Une interdiction de la circoncision religieuse des enfants signifierait, en milieu juif, l'obligation de renoncer à un acte considéré comme central pour l'identité du groupe concerné. Il n'est pas étonnant que des organisations religieuses non touchées par le jugement, par exemple l'Eglise catholique romaine, aient réagi négativement au jugement du tribunal de Cologne. Cela ne s'explique pas seulement par une réaction de solidarité avec d'autres groupes religieux, mais aussi par le constat que la liberté religieuse a moins pesé dans la balance que d'autres considérants. Pour des organisations religieuses, le signal est préoccupant : une telle approche faisant primer des considérations séculières peut avoir à plus long terme un impact dans d'autres domaines également.

A vrai dire, la question est même plus subtile : si l'on ne pense pas à la liberté religieuse collective, celle des communautés de croyants, mais à la liberté religieuse individuelle (celle de l'individu qui décidera ou non de se faire circoncire en connaissance de cause), on pourrait argumenter que celle-ci sort "renforcée plutôt que diminuée", remarque le chercheur belge Jean Philippe Schreiber, directeur du Centre interdisciplinaire d'étude des religions et de la laïcité (CIERL) ("La circoncision mutilation sexuelle ou liberté religieuse?", 3 juillet 2012). Le raisonnement du tribunal de Cologne inclut cette compréhension individualiste de la liberté religieuse, sur le mode du libre choix plus que de la transmission familiale : "[...] par la circoncision, le corps de l'enfant est modifié de façon durable et irréparable. Cette modification va à l'encontre de l'intérêt de l'enfant à pouvoir décider lui-même plus tard de son appartenance religieuse."

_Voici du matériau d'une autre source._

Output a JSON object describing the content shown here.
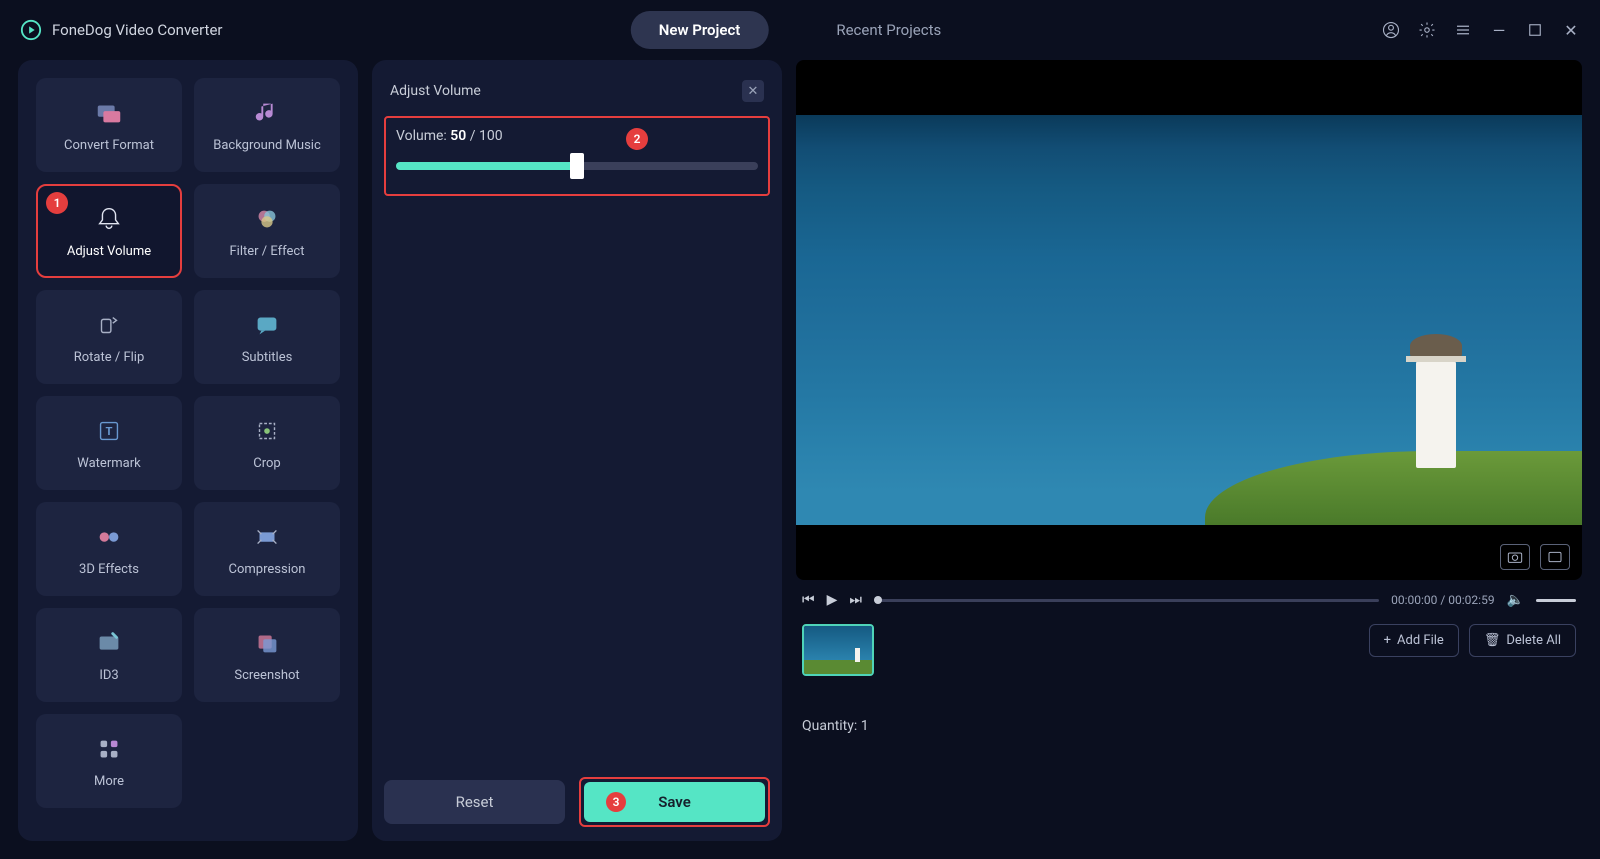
{
  "app": {
    "title": "FoneDog Video Converter"
  },
  "tabs": {
    "new_project": "New Project",
    "recent_projects": "Recent Projects"
  },
  "sidebar": {
    "tools": [
      {
        "label": "Convert Format"
      },
      {
        "label": "Background Music"
      },
      {
        "label": "Adjust Volume"
      },
      {
        "label": "Filter / Effect"
      },
      {
        "label": "Rotate / Flip"
      },
      {
        "label": "Subtitles"
      },
      {
        "label": "Watermark"
      },
      {
        "label": "Crop"
      },
      {
        "label": "3D Effects"
      },
      {
        "label": "Compression"
      },
      {
        "label": "ID3"
      },
      {
        "label": "Screenshot"
      },
      {
        "label": "More"
      }
    ]
  },
  "center": {
    "title": "Adjust Volume",
    "volume": {
      "prefix": "Volume: ",
      "current": "50",
      "sep": " / ",
      "max": "100",
      "percent": 50
    },
    "reset": "Reset",
    "save": "Save"
  },
  "player": {
    "time_current": "00:00:00",
    "time_sep": " / ",
    "time_total": "00:02:59"
  },
  "right_actions": {
    "add_file": "Add File",
    "delete_all": "Delete All"
  },
  "file_list": {
    "quantity_label": "Quantity: ",
    "quantity_value": "1"
  },
  "annotations": {
    "b1": "1",
    "b2": "2",
    "b3": "3"
  }
}
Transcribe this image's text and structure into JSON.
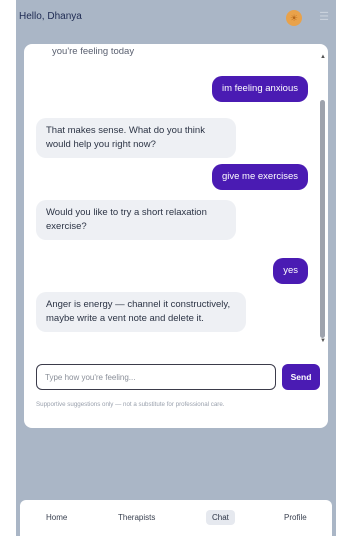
{
  "header": {
    "greeting": "Hello, Dhanya"
  },
  "icons": {
    "theme": "sun-icon",
    "menu": "menu-icon"
  },
  "chat": {
    "truncated_top": "you're feeling today",
    "messages": [
      {
        "role": "user",
        "text": "im feeling anxious"
      },
      {
        "role": "bot",
        "text": "That makes sense. What do you think would help you right now?"
      },
      {
        "role": "user",
        "text": "give me exercises"
      },
      {
        "role": "bot",
        "text": "Would you like to try a short relaxation exercise?"
      },
      {
        "role": "user",
        "text": "yes"
      },
      {
        "role": "bot",
        "text": "Anger is energy — channel it constructively, maybe write a vent note and delete it."
      }
    ]
  },
  "composer": {
    "placeholder": "Type how you're feeling...",
    "send_label": "Send",
    "disclaimer": "Supportive suggestions only — not a substitute for professional care."
  },
  "nav": {
    "items": [
      "Home",
      "Therapists",
      "Chat",
      "Profile"
    ],
    "active": "Chat"
  },
  "colors": {
    "accent": "#4a1bb3",
    "background": "#aab6c6",
    "bot_bubble": "#eef0f4"
  }
}
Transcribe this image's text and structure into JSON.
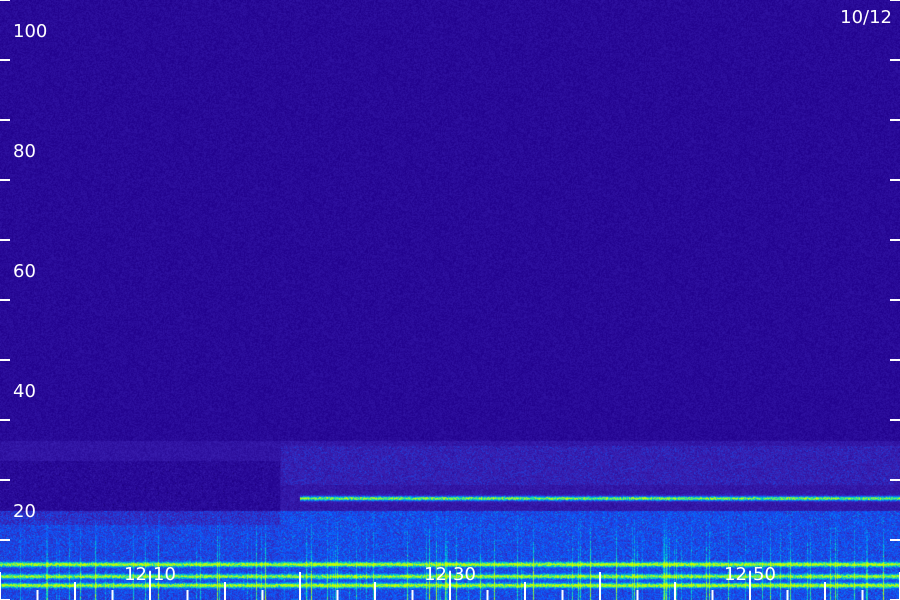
{
  "chart_data": {
    "type": "heatmap",
    "title": "",
    "date_label": "10/12",
    "y_axis": {
      "label": "",
      "range": [
        10,
        110
      ],
      "tick_labels": [
        "100",
        "80",
        "60",
        "40",
        "20"
      ],
      "tick_values": [
        100,
        80,
        60,
        40,
        20
      ],
      "minor_tick_values": [
        110,
        90,
        70,
        50,
        30,
        10
      ]
    },
    "x_axis": {
      "label": "",
      "tick_labels": [
        "12:10",
        "12:30",
        "12:50"
      ],
      "range_minutes": [
        "12:00",
        "13:00"
      ]
    },
    "colormap": [
      "#000000",
      "#20008c",
      "#3a1fb0",
      "#0a5cff",
      "#00d8c8",
      "#c8ff00"
    ],
    "bands": [
      {
        "name": "",
        "freq": 27,
        "start": "12:20",
        "end": "13:00",
        "intensity": 0.75
      },
      {
        "name": "",
        "freq": 16,
        "start": "12:00",
        "end": "13:00",
        "intensity": 0.6
      },
      {
        "name": "",
        "freq": 14,
        "start": "12:00",
        "end": "13:00",
        "intensity": 0.55
      },
      {
        "name": "",
        "freq": 12.5,
        "start": "12:00",
        "end": "13:00",
        "intensity": 0.6
      }
    ]
  }
}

En analysant le débat autour de la circoncision, nous constatons que différents "droits" se trouvent ici en conflit: la liberté religieuse face à la protection de l'intégrité corporelle ; la liberté de choix des parents face à la liberté future des enfants. Dans des sociétés sécularisées, lequel de ces droits doit-il l'emporter ? Et, à l'inverse, quel droit la société séculière a-t-elle de s'immiscer dans la pratique séculaire de communautés religieuses ? Ou des évaluations sur le traumatisme psychologique supposé et d'autres conséquences évoquées par les adversaires de la circoncision pour des raisons non médicales peuvent-elles justifier une révision ?

D'autres sujets, par exemple l'abattage rituel juif et musulman, suscitent de semblables conflits : rappelons que, dans un pays tel que la Suisse, l'abattage rituel sans étourdissement préalable est interdit et que les autorités ont renoncé il y a quelques années à rouvrir le dossier, de crainte de déchaîner des passions. Et la question de la circoncision est beaucoup plus délicate...

Entre convictions religieuses et initiatives de prévention du sida, entre liberté religieuse et protection de l'intégrité corporelle, le débat sur la circoncision présente plus de facettes qu'on ne le soupçonnerait au premier abord. Il dépasse de loin l'affaire allemande qui l'a récemment projeté sous les feux de l'actualité. Et il est passionnant pour qui s'intéresse aux religions et à leur statut dans le monde occidental contemporain.